C’est pourquoi le PAM estime que les prix élevés des engrais pourraient transformer la crise actuelle de l’accessibilité alimentaire en une crise de la disponibilité alimentaire.
Pourquoi la crise alimentaire actuelle est-elle mondiale ?
Les facteurs de la crise alimentaire actuelle sont internationaux, rendant de fait cette crise alimentaire mondiale. Les effets du conflit en Ukraine et l’inflation impactent de très nombreux pays, et les effets du dérèglement climatique ne se cantonnent pas aux pays qui émettent la plus grande part d’émission de carbone. D’autre part, on estime que les pays les plus durement touchés par la crise climatique sont parmi les plus pauvres : le Bangladesh, la Guinée-Bissau, la Sierra Leone, Haïti, le Soudan, le Nigeria, la République démocratique du Congo, le Cambodge, les Philippines et l’Ethiopie.
Quels sont les scénarios et solutions pour sortir de cette crise ?
Plusieurs scénarios existent pour mettre fin à la crise alimentaire mondiale. Mais on remarque qu’un problème fondamental demeure et doit être traité afin de sortir durablement de cette crise : la lutte contre la pauvreté et l’insuffisance des revenus.

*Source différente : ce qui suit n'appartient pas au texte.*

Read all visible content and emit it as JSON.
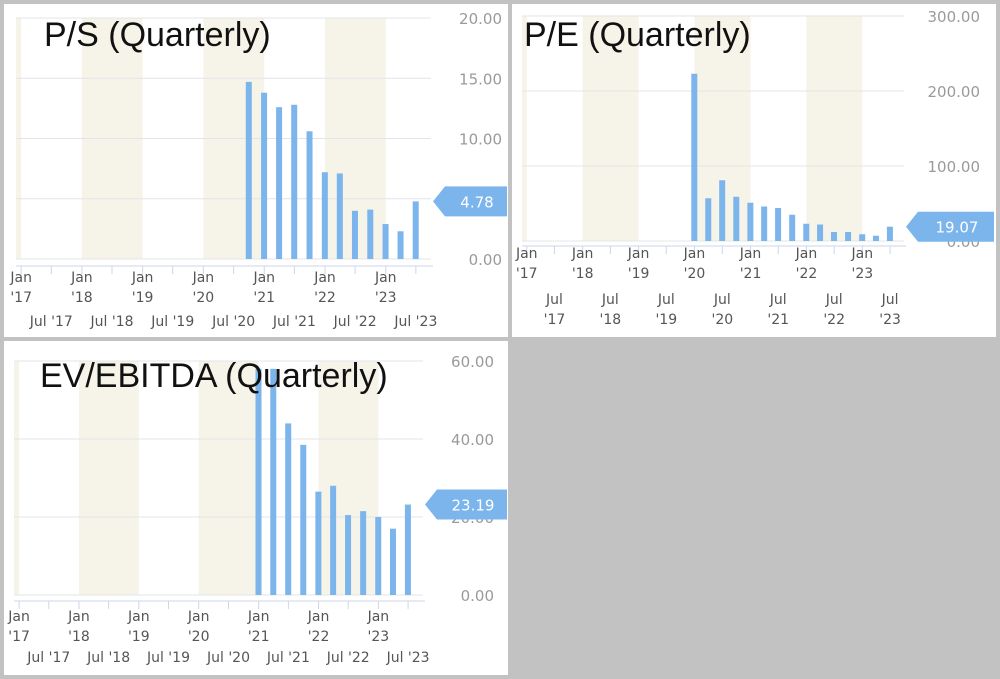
{
  "colors": {
    "bar": "#7cb5ec",
    "band": "#f6f3e8",
    "grid": "#e1e4ea",
    "axis_line": "#ccd6eb",
    "tick_text": "#555555",
    "ylabel_text": "#9a9a9a",
    "flag": "#7cb5ec",
    "flag_text": "#ffffff",
    "background": "#c2c2c2"
  },
  "chart_data": [
    {
      "type": "bar",
      "title": "P/S (Quarterly)",
      "x_range": [
        "2016-12-01",
        "2023-09-30"
      ],
      "ylim": [
        0,
        20
      ],
      "y_ticks": [
        {
          "value": 0,
          "label": "0.00"
        },
        {
          "value": 5,
          "label": ""
        },
        {
          "value": 10,
          "label": "10.00"
        },
        {
          "value": 15,
          "label": "15.00"
        },
        {
          "value": 20,
          "label": "20.00"
        }
      ],
      "shaded_ranges": [
        [
          "2016-12-01",
          "2017-01-01"
        ],
        [
          "2018-01-01",
          "2019-01-01"
        ],
        [
          "2020-01-01",
          "2021-01-01"
        ],
        [
          "2022-01-01",
          "2023-01-01"
        ]
      ],
      "x_labels_top": [
        "Jan\n'17",
        "Jan\n'18",
        "Jan\n'19",
        "Jan\n'20",
        "Jan\n'21",
        "Jan\n'22",
        "Jan\n'23"
      ],
      "x_labels_bottom": [
        "Jul '17",
        "Jul '18",
        "Jul '19",
        "Jul '20",
        "Jul '21",
        "Jul '22",
        "Jul '23"
      ],
      "x": [
        "2020-09-30",
        "2020-12-31",
        "2021-03-31",
        "2021-06-30",
        "2021-09-30",
        "2021-12-31",
        "2022-03-31",
        "2022-06-30",
        "2022-09-30",
        "2022-12-31",
        "2023-03-31",
        "2023-06-30"
      ],
      "values": [
        14.7,
        13.8,
        12.6,
        12.8,
        10.6,
        7.2,
        7.1,
        4.0,
        4.1,
        2.9,
        2.3,
        4.78
      ],
      "current_label": "4.78",
      "current_value": 4.78,
      "grid": true,
      "legend": false
    },
    {
      "type": "bar",
      "title": "P/E (Quarterly)",
      "x_range": [
        "2016-12-01",
        "2023-09-30"
      ],
      "ylim": [
        0,
        300
      ],
      "y_ticks": [
        {
          "value": 0,
          "label": "0.00"
        },
        {
          "value": 100,
          "label": "100.00"
        },
        {
          "value": 200,
          "label": "200.00"
        },
        {
          "value": 300,
          "label": "300.00"
        }
      ],
      "shaded_ranges": [
        [
          "2016-12-01",
          "2017-01-01"
        ],
        [
          "2018-01-01",
          "2019-01-01"
        ],
        [
          "2020-01-01",
          "2021-01-01"
        ],
        [
          "2022-01-01",
          "2023-01-01"
        ]
      ],
      "x_labels_top": [
        "Jan\n'17",
        "Jan\n'18",
        "Jan\n'19",
        "Jan\n'20",
        "Jan\n'21",
        "Jan\n'22",
        "Jan\n'23"
      ],
      "x_labels_bottom": [
        "Jul\n'17",
        "Jul\n'18",
        "Jul\n'19",
        "Jul\n'20",
        "Jul\n'21",
        "Jul\n'22",
        "Jul\n'23"
      ],
      "x": [
        "2019-12-31",
        "2020-03-31",
        "2020-06-30",
        "2020-09-30",
        "2020-12-31",
        "2021-03-31",
        "2021-06-30",
        "2021-09-30",
        "2021-12-31",
        "2022-03-31",
        "2022-06-30",
        "2022-09-30",
        "2022-12-31",
        "2023-03-31",
        "2023-06-30"
      ],
      "values": [
        223,
        57,
        81,
        59,
        51,
        46,
        44,
        35,
        23,
        22,
        12,
        12,
        9,
        7,
        19.07
      ],
      "current_label": "19.07",
      "current_value": 19.07,
      "grid": true,
      "legend": false
    },
    {
      "type": "bar",
      "title": "EV/EBITDA (Quarterly)",
      "x_range": [
        "2016-12-01",
        "2023-09-30"
      ],
      "ylim": [
        0,
        60
      ],
      "y_ticks": [
        {
          "value": 0,
          "label": "0.00"
        },
        {
          "value": 20,
          "label": "20.00"
        },
        {
          "value": 40,
          "label": "40.00"
        },
        {
          "value": 60,
          "label": "60.00"
        }
      ],
      "shaded_ranges": [
        [
          "2016-12-01",
          "2017-01-01"
        ],
        [
          "2018-01-01",
          "2019-01-01"
        ],
        [
          "2020-01-01",
          "2021-01-01"
        ],
        [
          "2022-01-01",
          "2023-01-01"
        ]
      ],
      "x_labels_top": [
        "Jan\n'17",
        "Jan\n'18",
        "Jan\n'19",
        "Jan\n'20",
        "Jan\n'21",
        "Jan\n'22",
        "Jan\n'23"
      ],
      "x_labels_bottom": [
        "Jul '17",
        "Jul '18",
        "Jul '19",
        "Jul '20",
        "Jul '21",
        "Jul '22",
        "Jul '23"
      ],
      "x": [
        "2020-12-31",
        "2021-03-31",
        "2021-06-30",
        "2021-09-30",
        "2021-12-31",
        "2022-03-31",
        "2022-06-30",
        "2022-09-30",
        "2022-12-31",
        "2023-03-31",
        "2023-06-30"
      ],
      "values": [
        58,
        58,
        44,
        38.5,
        26.5,
        28,
        20.5,
        21.5,
        20,
        17,
        23.19
      ],
      "current_label": "23.19",
      "current_value": 23.19,
      "grid": true,
      "legend": false
    }
  ]
}
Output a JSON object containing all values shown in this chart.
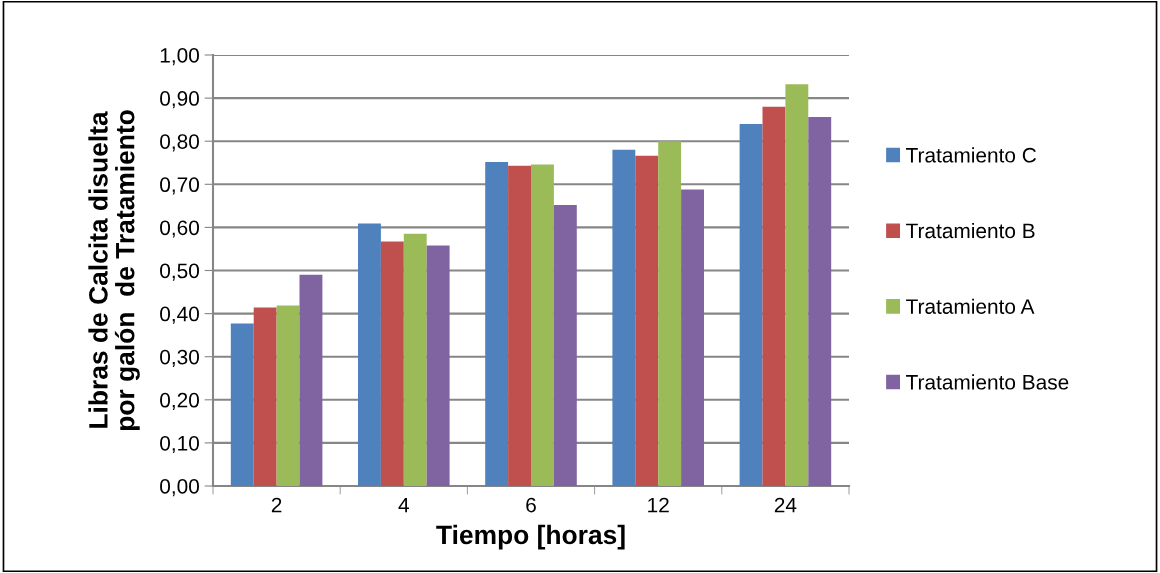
{
  "chart_data": {
    "type": "bar",
    "xlabel": "Tiempo [horas]",
    "ylabel": "Libras de Calcita disuelta\npor galón  de Tratamiento",
    "categories": [
      "2",
      "4",
      "6",
      "12",
      "24"
    ],
    "series": [
      {
        "name": "Tratamiento C",
        "color": "#4f81bd",
        "values": [
          0.377,
          0.609,
          0.752,
          0.78,
          0.84
        ]
      },
      {
        "name": "Tratamiento B",
        "color": "#c0504d",
        "values": [
          0.414,
          0.567,
          0.743,
          0.766,
          0.88
        ]
      },
      {
        "name": "Tratamiento A",
        "color": "#9bbb59",
        "values": [
          0.419,
          0.585,
          0.746,
          0.8,
          0.932
        ]
      },
      {
        "name": "Tratamiento Base",
        "color": "#8064a2",
        "values": [
          0.49,
          0.558,
          0.652,
          0.688,
          0.856
        ]
      }
    ],
    "ylim": [
      0,
      1
    ],
    "yticks": [
      {
        "value": 0,
        "label": "0,00"
      },
      {
        "value": 0.1,
        "label": "0,10"
      },
      {
        "value": 0.2,
        "label": "0,20"
      },
      {
        "value": 0.3,
        "label": "0,30"
      },
      {
        "value": 0.4,
        "label": "0,40"
      },
      {
        "value": 0.5,
        "label": "0,50"
      },
      {
        "value": 0.6,
        "label": "0,60"
      },
      {
        "value": 0.7,
        "label": "0,70"
      },
      {
        "value": 0.8,
        "label": "0,80"
      },
      {
        "value": 0.9,
        "label": "0,90"
      },
      {
        "value": 1,
        "label": "1,00"
      }
    ],
    "grid": "y",
    "legend": "right"
  }
}
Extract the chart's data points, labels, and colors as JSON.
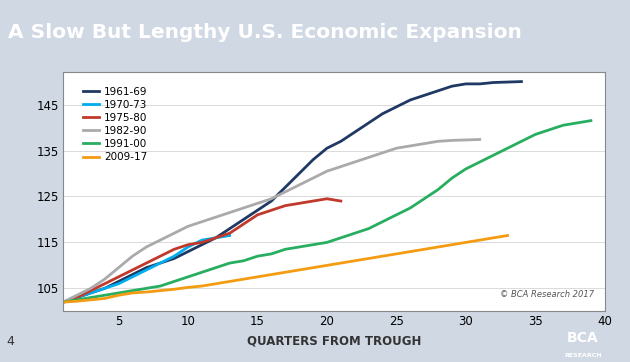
{
  "title": "A Slow But Lengthy U.S. Economic Expansion",
  "title_bg_color": "#1f3864",
  "title_text_color": "#ffffff",
  "xlabel": "QUARTERS FROM TROUGH",
  "ylabel": "",
  "xlim": [
    1,
    40
  ],
  "ylim": [
    100,
    152
  ],
  "yticks": [
    105,
    115,
    125,
    135,
    145
  ],
  "xticks": [
    5,
    10,
    15,
    20,
    25,
    30,
    35,
    40
  ],
  "background_color": "#ffffff",
  "plot_bg_color": "#ffffff",
  "copyright_text": "© BCA Research 2017",
  "page_number": "4",
  "series": [
    {
      "label": "1961-69",
      "color": "#1f3864",
      "linewidth": 2.0,
      "x": [
        1,
        2,
        3,
        4,
        5,
        6,
        7,
        8,
        9,
        10,
        11,
        12,
        13,
        14,
        15,
        16,
        17,
        18,
        19,
        20,
        21,
        22,
        23,
        24,
        25,
        26,
        27,
        28,
        29,
        30,
        31,
        32,
        33,
        34
      ],
      "y": [
        102,
        103,
        104,
        105,
        106.5,
        108,
        109.5,
        110.5,
        111.5,
        113,
        114.5,
        116,
        118,
        120,
        122,
        124,
        127,
        130,
        133,
        135.5,
        137,
        139,
        141,
        143,
        144.5,
        146,
        147,
        148,
        149,
        149.5,
        149.5,
        149.8,
        149.9,
        150
      ]
    },
    {
      "label": "1970-73",
      "color": "#00aeef",
      "linewidth": 2.0,
      "x": [
        1,
        2,
        3,
        4,
        5,
        6,
        7,
        8,
        9,
        10,
        11,
        12,
        13
      ],
      "y": [
        102,
        103,
        104,
        105,
        106,
        107.5,
        109,
        110.5,
        112,
        114,
        115.5,
        116,
        116.5
      ]
    },
    {
      "label": "1975-80",
      "color": "#c0392b",
      "linewidth": 2.0,
      "x": [
        1,
        2,
        3,
        4,
        5,
        6,
        7,
        8,
        9,
        10,
        11,
        12,
        13,
        14,
        15,
        16,
        17,
        18,
        19,
        20,
        21
      ],
      "y": [
        102,
        103,
        104.5,
        106,
        107.5,
        109,
        110.5,
        112,
        113.5,
        114.5,
        115,
        116,
        117,
        119,
        121,
        122,
        123,
        123.5,
        124,
        124.5,
        124
      ]
    },
    {
      "label": "1982-90",
      "color": "#aaaaaa",
      "linewidth": 2.0,
      "x": [
        1,
        2,
        3,
        4,
        5,
        6,
        7,
        8,
        9,
        10,
        11,
        12,
        13,
        14,
        15,
        16,
        17,
        18,
        19,
        20,
        21,
        22,
        23,
        24,
        25,
        26,
        27,
        28,
        29,
        30,
        31
      ],
      "y": [
        102,
        103.5,
        105,
        107,
        109.5,
        112,
        114,
        115.5,
        117,
        118.5,
        119.5,
        120.5,
        121.5,
        122.5,
        123.5,
        124.5,
        126,
        127.5,
        129,
        130.5,
        131.5,
        132.5,
        133.5,
        134.5,
        135.5,
        136,
        136.5,
        137,
        137.2,
        137.3,
        137.4
      ]
    },
    {
      "label": "1991-00",
      "color": "#27ae60",
      "linewidth": 2.0,
      "x": [
        1,
        2,
        3,
        4,
        5,
        6,
        7,
        8,
        9,
        10,
        11,
        12,
        13,
        14,
        15,
        16,
        17,
        18,
        19,
        20,
        21,
        22,
        23,
        24,
        25,
        26,
        27,
        28,
        29,
        30,
        31,
        32,
        33,
        34,
        35,
        36,
        37,
        38,
        39
      ],
      "y": [
        102,
        102.5,
        103,
        103.5,
        104,
        104.5,
        105,
        105.5,
        106.5,
        107.5,
        108.5,
        109.5,
        110.5,
        111,
        112,
        112.5,
        113.5,
        114,
        114.5,
        115,
        116,
        117,
        118,
        119.5,
        121,
        122.5,
        124.5,
        126.5,
        129,
        131,
        132.5,
        134,
        135.5,
        137,
        138.5,
        139.5,
        140.5,
        141,
        141.5
      ]
    },
    {
      "label": "2009-17",
      "color": "#f39c12",
      "linewidth": 2.0,
      "x": [
        1,
        2,
        3,
        4,
        5,
        6,
        7,
        8,
        9,
        10,
        11,
        12,
        13,
        14,
        15,
        16,
        17,
        18,
        19,
        20,
        21,
        22,
        23,
        24,
        25,
        26,
        27,
        28,
        29,
        30,
        31,
        32,
        33
      ],
      "y": [
        102,
        102.2,
        102.5,
        102.8,
        103.5,
        104,
        104.2,
        104.5,
        104.8,
        105.2,
        105.5,
        106,
        106.5,
        107,
        107.5,
        108,
        108.5,
        109,
        109.5,
        110,
        110.5,
        111,
        111.5,
        112,
        112.5,
        113,
        113.5,
        114,
        114.5,
        115,
        115.5,
        116,
        116.5
      ]
    }
  ]
}
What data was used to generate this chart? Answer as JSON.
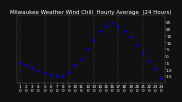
{
  "title": "Milwaukee Weather Wind Chill  Hourly Average  (24 Hours)",
  "title_fontsize": 4.0,
  "background_color": "#111111",
  "plot_bg": "#111111",
  "line_color": "#0000ee",
  "marker": ".",
  "markersize": 1.8,
  "x_values": [
    1,
    2,
    3,
    4,
    5,
    6,
    7,
    8,
    9,
    10,
    11,
    12,
    13,
    14,
    15,
    16,
    17,
    18,
    19,
    20,
    21,
    22,
    23,
    24
  ],
  "y_values": [
    -5,
    -7,
    -9,
    -11,
    -13,
    -14,
    -15,
    -15,
    -12,
    -7,
    -2,
    5,
    12,
    18,
    22,
    24,
    22,
    18,
    14,
    8,
    2,
    -4,
    -10,
    -16
  ],
  "ylim": [
    -20,
    30
  ],
  "xlim": [
    0.5,
    24.5
  ],
  "grid_x_positions": [
    1,
    5,
    9,
    13,
    17,
    21
  ],
  "tick_label_fontsize": 3.0,
  "y_tick_values": [
    -15,
    -10,
    -5,
    0,
    5,
    10,
    15,
    20,
    25
  ],
  "x_tick_labels": [
    "1\n0",
    "2\n0",
    "3\n0",
    "4\n0",
    "5\n0",
    "6\n0",
    "7\n0",
    "8\n0",
    "9\n0",
    "10\n0",
    "11\n0",
    "12\n0",
    "13\n0",
    "14\n0",
    "15\n0",
    "16\n0",
    "17\n0",
    "18\n0",
    "19\n0",
    "20\n0",
    "21\n0",
    "22\n0",
    "23\n0",
    "24\n0"
  ],
  "title_text_color": "#ffffff",
  "spine_color": "#555555",
  "grid_color": "#555555",
  "tick_color": "#ffffff",
  "label_color": "#ffffff"
}
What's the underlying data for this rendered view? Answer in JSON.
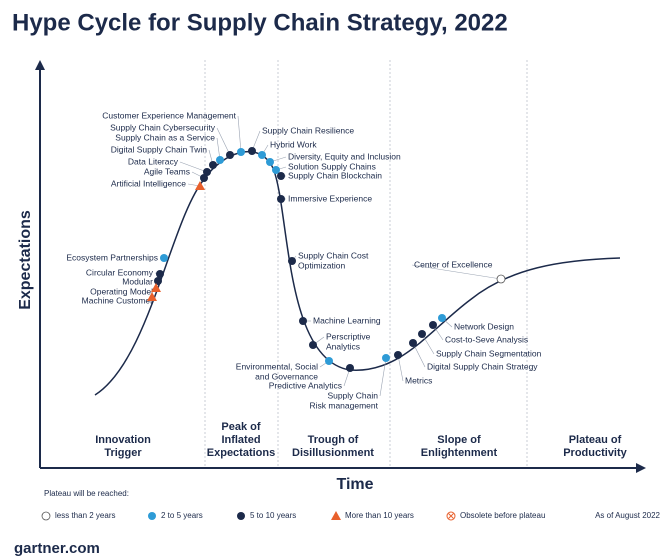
{
  "title": "Hype Cycle for Supply Chain Strategy, 2022",
  "y_axis_label": "Expectations",
  "x_axis_label": "Time",
  "phases": [
    [
      "Innovation",
      "Trigger"
    ],
    [
      "Peak of",
      "Inflated",
      "Expectations"
    ],
    [
      "Trough of",
      "Disillusionment"
    ],
    [
      "Slope of",
      "Enlightenment"
    ],
    [
      "Plateau of",
      "Productivity"
    ]
  ],
  "points": [
    {
      "label": [
        "Customer Experience Management"
      ],
      "plateau": "2 to 5 years"
    },
    {
      "label": [
        "Supply Chain Cybersecurity"
      ],
      "plateau": "5 to 10 years"
    },
    {
      "label": [
        "Supply Chain as a Service"
      ],
      "plateau": "2 to 5 years"
    },
    {
      "label": [
        "Digital Supply Chain Twin"
      ],
      "plateau": "5 to 10 years"
    },
    {
      "label": [
        "Data Literacy"
      ],
      "plateau": "5 to 10 years"
    },
    {
      "label": [
        "Agile Teams"
      ],
      "plateau": "5 to 10 years"
    },
    {
      "label": [
        "Artificial Intelligence"
      ],
      "plateau": "More than 10 years"
    },
    {
      "label": [
        "Supply Chain Resilience"
      ],
      "plateau": "5 to 10 years"
    },
    {
      "label": [
        "Hybrid Work"
      ],
      "plateau": "2 to 5 years"
    },
    {
      "label": [
        "Diversity, Equity and Inclusion"
      ],
      "plateau": "2 to 5 years"
    },
    {
      "label": [
        "Solution Supply Chains"
      ],
      "plateau": "2 to 5 years"
    },
    {
      "label": [
        "Supply Chain Blockchain"
      ],
      "plateau": "5 to 10 years"
    },
    {
      "label": [
        "Immersive Experience"
      ],
      "plateau": "5 to 10 years"
    },
    {
      "label": [
        "Supply Chain Cost",
        "Optimization"
      ],
      "plateau": "5 to 10 years"
    },
    {
      "label": [
        "Machine Learning"
      ],
      "plateau": "5 to 10 years"
    },
    {
      "label": [
        "Perscriptive",
        "Analytics"
      ],
      "plateau": "5 to 10 years"
    },
    {
      "label": [
        "Environmental, Social",
        "and Governance"
      ],
      "plateau": "2 to 5 years"
    },
    {
      "label": [
        "Predictive Analytics"
      ],
      "plateau": "5 to 10 years"
    },
    {
      "label": [
        "Supply Chain",
        "Risk management"
      ],
      "plateau": "2 to 5 years"
    },
    {
      "label": [
        "Metrics"
      ],
      "plateau": "5 to 10 years"
    },
    {
      "label": [
        "Digital Supply Chain Strategy"
      ],
      "plateau": "5 to 10 years"
    },
    {
      "label": [
        "Supply Chain Segmentation"
      ],
      "plateau": "5 to 10 years"
    },
    {
      "label": [
        "Cost-to-Seve Analysis"
      ],
      "plateau": "5 to 10 years"
    },
    {
      "label": [
        "Network Design"
      ],
      "plateau": "2 to 5 years"
    },
    {
      "label": [
        "Center of Excellence"
      ],
      "plateau": "less than 2 years"
    },
    {
      "label": [
        "Ecosystem Partnerships"
      ],
      "plateau": "2 to 5 years"
    },
    {
      "label": [
        "Circular Economy"
      ],
      "plateau": "5 to 10 years"
    },
    {
      "label": [
        "Modular"
      ],
      "plateau": "5 to 10 years"
    },
    {
      "label": [
        "Operating Model"
      ],
      "plateau": "More than 10 years"
    },
    {
      "label": [
        "Machine Customer"
      ],
      "plateau": "More than 10 years"
    }
  ],
  "legend": {
    "title": "Plateau will be reached:",
    "items": [
      "less than 2 years",
      "2 to 5 years",
      "5 to 10 years",
      "More than 10 years",
      "Obsolete before plateau"
    ]
  },
  "as_of": "As of August 2022",
  "footer": "gartner.com"
}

Selon l’OCDE, même lorsque les marchés sont tendus, la nourriture existe en quantité suffisante, mais beaucoup n’ont pas les moyens d’en acheter. La réduction durable de la faim dans le monde exige une croissance générale des revenus.
Le développement de l’agriculture est essentiel pour produire les revenus nécessaires à la sécurité alimentaire. En effet, entre la moitié et les deux tiers des populations les plus pauvres vivent en zone rurale, où l’agriculture prédomine. La plupart des activités agricoles sont le fait de petits exploitants, pour lesquels le contexte de prix élevés crée bien plus d’opportunités qu’auparavant de développer des activités commercialement viables.
Aussi, face aux impacts du dérèglement climatique, il est essentiel d’investir dans une agriculture résiliente afin d’accroître les récoltes futures. L’intensité et l’imprévisibilité croissantes des événements climatiques aggravent l’insécurité alimentaire, et les pays à revenu faible, notamment en Afrique subsaharienne, sont les moins bien préparés pour faire face aux effets du changement climatique.
Les solutions proposées doivent être adaptées aux circonstances nationales, en mettant l’accent sur des mesures peu coûteuses et à fort impact, comme investir dans de nouvelles variétés de cultures, améliorer la gestion de l’eau et partager les bonnes pratiques.
Quelle est la situation en Afrique ?
L’Afrique est l’un des continents les plus touchés par la crise alimentaire actuelle, et notamment en Afrique subsaharienne et dans la Corne de l’Afrique, partie nord-est du continent composée de la Somalie, de l’Éthiopie et du Kenya. Dans le même temps, nombre de ces pays sont en situation d’insécurité alimentaire, ce qui inquiète la communauté internationale puisque beaucoup ont connu quatre saisons particulièrement sèches, et qu’une cinquième saison consécutive de sécheresse devrait se poursuivre entre mars et mai 2023.
Si nous voulons stopper la crise alimentaire mondiale, il faut agir immédiatement. C’est pourquoi ONE appelle les dirigeants et dirigeantes à :
- Financer urgemment l’aide humanitaire pour celles et ceux que la famine ou la malnutrition aiguë menacent;
- Veiller à ce que l’accès, le commerce et la circulation des denrées alimentaires et des intrants essentiels, comme les engrais, soient équitables et libres ;
- Investir en vue d’accroître la production alimentaire dans les pays vulnérables ;
- Financer et mettre en œuvre des politiques d’adaptation au dérèglement climatique.